When you decide to divorce, you need professional guidance, but that doesn't necessarily mean you need to hire a lawyer immediately.
You have options, especially if you anticipate your divorce will be friendly and you expect few conflicts. Your first call, instead, could be to a mediator.
The mediator is neutral and doesn't advocate for one party over another. Mediators aren't there to offer legal advice but rather to guide two people to deciding - together -- what is an equitable agreement when it comes to things such as property, finances and child custody.
For couples with no children and/or those who have kept their finances fairly separate, a mediator could be a good start.
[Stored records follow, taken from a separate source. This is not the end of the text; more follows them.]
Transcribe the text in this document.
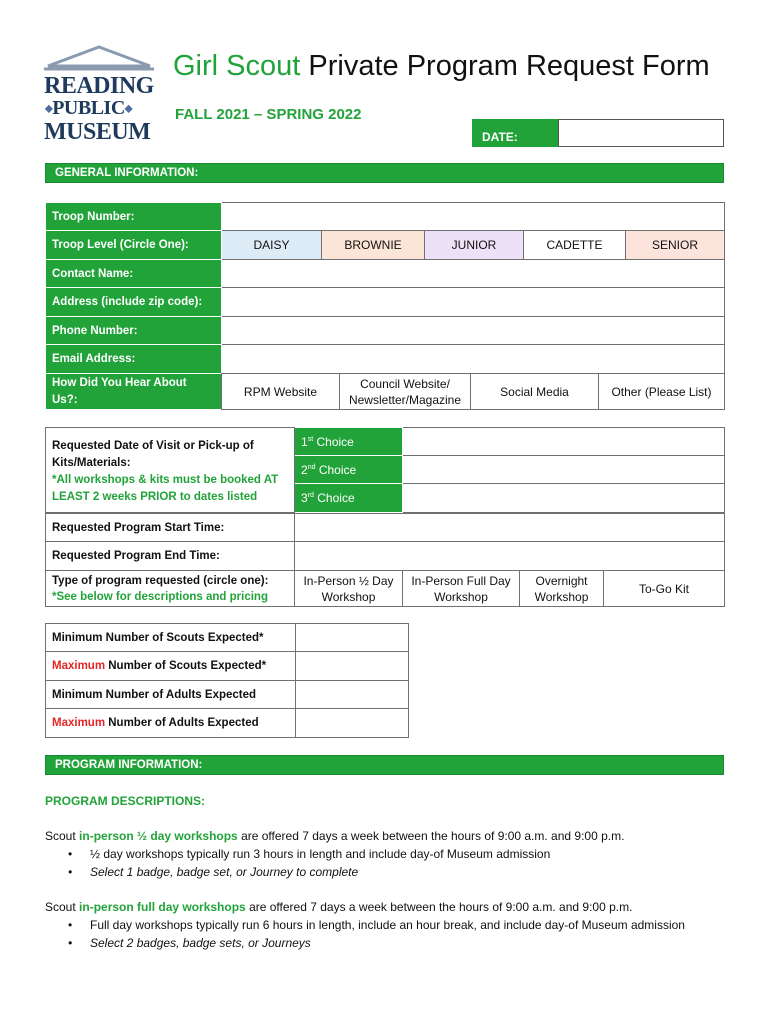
READING
◆PUBLIC◆
MUSEUM
Girl Scout Private Program Request Form
FALL 2021 – SPRING 2022
DATE:
GENERAL INFORMATION:
Troop Number:					
Troop Level (Circle One):	DAISY	BROWNIE	JUNIOR	CADETTE	SENIOR
Contact Name:					
Address (include zip code):					
Phone Number:					
Email Address:					
How Did You Hear About Us?:					
RPM Website	Council Website/ Newsletter/Magazine	Social Media	Other (Please List)
Requested Date of Visit or Pick-up of Kits/Materials:
*All workshops & kits must be booked AT LEAST 2 weeks PRIOR to dates listed	1st Choice	
	2nd Choice	
	3rd Choice	
Requested Program Start Time:				
Requested Program End Time:				

Type of program requested (circle one):
*See below for descriptions and pricing	In-Person ½ Day Workshop	In-Person Full Day Workshop	Overnight Workshop	To-Go Kit
Minimum Number of Scouts Expected*	
Maximum Number of Scouts Expected*	
Minimum Number of Adults Expected	
Maximum Number of Adults Expected	
PROGRAM INFORMATION:
PROGRAM DESCRIPTIONS:
Scout in-person ½ day workshops are offered 7 days a week between the hours of 9:00 a.m. and 9:00 p.m.
• ½ day workshops typically run 3 hours in length and include day-of Museum admission
• Select 1 badge, badge set, or Journey to complete
Scout in-person full day workshops are offered 7 days a week between the hours of 9:00 a.m. and 9:00 p.m.
• Full day workshops typically run 6 hours in length, include an hour break, and include day-of Museum admission
• Select 2 badges, badge sets, or Journeys
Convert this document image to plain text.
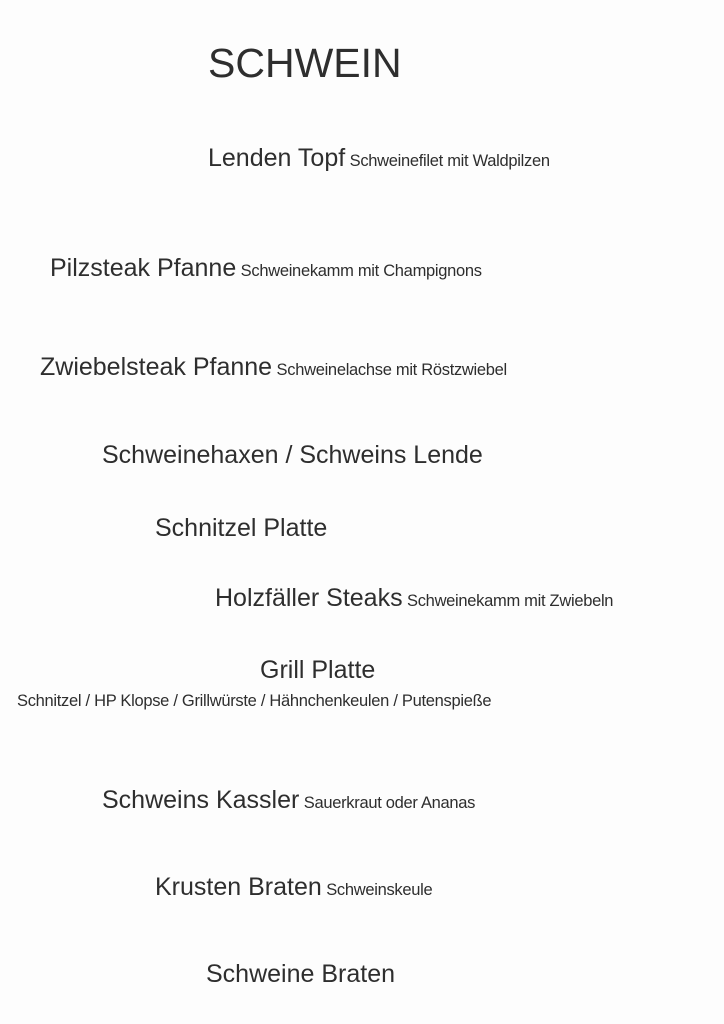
SCHWEIN
Lenden Topf Schweinefilet mit Waldpilzen
Pilzsteak Pfanne Schweinekamm mit Champignons
Zwiebelsteak Pfanne Schweinelachse mit Röstzwiebel
Schweinehaxen / Schweins Lende
Schnitzel Platte
Holzfäller Steaks Schweinekamm mit Zwiebeln
Grill Platte
Schnitzel / HP Klopse / Grillwürste / Hähnchenkeulen / Putenspieße
Schweins Kassler Sauerkraut oder Ananas
Krusten Braten Schweinskeule
Schweine Braten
Mediation is a more cooperative, and less expensive, way to split up than litigation. Since you will have less money individually as you start fresh than you did as a couple, saving money can be crucial in a divorce.
If you believe you can achieve your goals through mediation, you'll still want to call in a lawyer to review your agreement during the process to make sure the settlement is equitable and you haven't missed anything. While skilled mediators are capable of steering you toward a settlement and some are attorneys, remember that they aren't legal advocates for you. You need to have someone working toward just your best interests.
Mediation doesn't work in every situation, and if you find it won't work for you, that still doesn't mean a long, drawn-out legal process must occur.
Another option is collaborative divorce, where you, your spouse and your lawyers meet with the goal of working out all the details. Together, you could reach a decision without expensive litigation.
Despite what we see in courtroom television dramas or in the movies, couples are often able to divorce without hostility and remain on friendly terms, which is ideal if children are involved. Many couples in Florida have found mediation and collaborative divorce successful ways to end a marriage.